Two encores were provided, Rachmaninov’s “In the silence of the secret night” and Robert’s aria from “Iolanta” (Tchaikovsky). In the final climactic phrase of the latter I heard at last the baritone’s upper register truly resonate.Much of this programme of songs, especially those in the second half, needs a dramatic baritone voice, possessing bulk at the bottom and density in the middle and top registers. Hvorostovsky’s low register is itself lacking in sonority and he simply does not have the big guns for a large auditorium, something that this partnership with Kissin accentuated.

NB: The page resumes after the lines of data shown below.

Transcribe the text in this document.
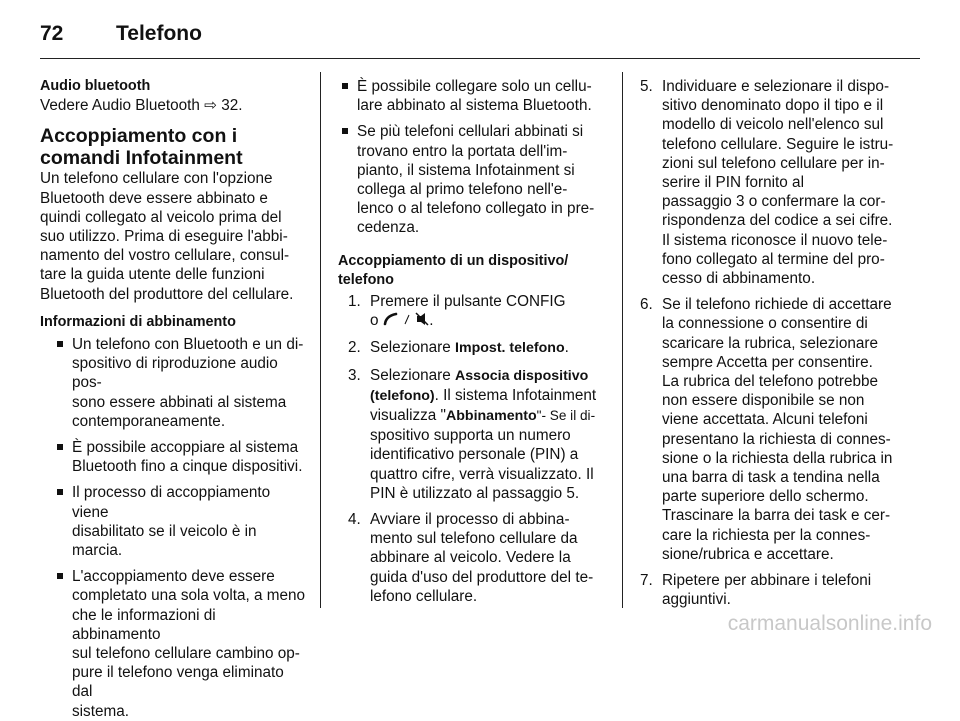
72	Telefono
Audio bluetooth
Vedere Audio Bluetooth ⇨ 32.
Accoppiamento con i comandi Infotainment
Un telefono cellulare con l'opzione
Bluetooth deve essere abbinato e
quindi collegato al veicolo prima del
suo utilizzo. Prima di eseguire l'abbi-
namento del vostro cellulare, consul-
tare la guida utente delle funzioni
Bluetooth del produttore del cellulare.
Informazioni di abbinamento
Un telefono con Bluetooth e un di-
spositivo di riproduzione audio pos-
sono essere abbinati al sistema
contemporaneamente.
È possibile accoppiare al sistema
Bluetooth fino a cinque dispositivi.
Il processo di accoppiamento viene
disabilitato se il veicolo è in marcia.
L'accoppiamento deve essere
completato una sola volta, a meno
che le informazioni di abbinamento
sul telefono cellulare cambino op-
pure il telefono venga eliminato dal
sistema.
È possibile collegare solo un cellu-
lare abbinato al sistema Bluetooth.
Se più telefoni cellulari abbinati si
trovano entro la portata dell'im-
pianto, il sistema Infotainment si
collega al primo telefono nell'e-
lenco o al telefono collegato in pre-
cedenza.
Accoppiamento di un dispositivo/
telefono
1. Premere il pulsante CONFIG
o	.
2. Selezionare Impost. telefono.
3. Selezionare Associa dispositivo
(telefono). Il sistema Infotainment
visualizza "Abbinamento"- Se il di-
spositivo supporta un numero
identificativo personale (PIN) a
quattro cifre, verrà visualizzato. Il
PIN è utilizzato al passaggio 5.
4. Avviare il processo di abbina-
mento sul telefono cellulare da
abbinare al veicolo. Vedere la
guida d'uso del produttore del te-
lefono cellulare.
5. Individuare e selezionare il dispo-
sitivo denominato dopo il tipo e il
modello di veicolo nell'elenco sul
telefono cellulare. Seguire le istru-
zioni sul telefono cellulare per in-
serire il PIN fornito al
passaggio 3 o confermare la cor-
rispondenza del codice a sei cifre.
Il sistema riconosce il nuovo tele-
fono collegato al termine del pro-
cesso di abbinamento.
6. Se il telefono richiede di accettare
la connessione o consentire di
scaricare la rubrica, selezionare
sempre Accetta per consentire.
La rubrica del telefono potrebbe
non essere disponibile se non
viene accettata. Alcuni telefoni
presentano la richiesta di connes-
sione o la richiesta della rubrica in
una barra di task a tendina nella
parte superiore dello schermo.
Trascinare la barra dei task e cer-
care la richiesta per la connes-
sione/rubrica e accettare.
7. Ripetere per abbinare i telefoni
aggiuntivi.
carmanualsonline.info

A fan presented Hvorostovsky with a bouquet and a helium balloon on his forty-sixth birthday. One was reminded of the passage of time and of the way his career has developed since 1989 and his triumph in that year’s “Cardiff Singer of the World”. Then his personal charisma and interpretative skills promised him high rank as an opera and concert singer. Many members of this Barbican Hall audience rose to offer a standing ovation, though one does not know whether it was addressed to singer, pianist or both.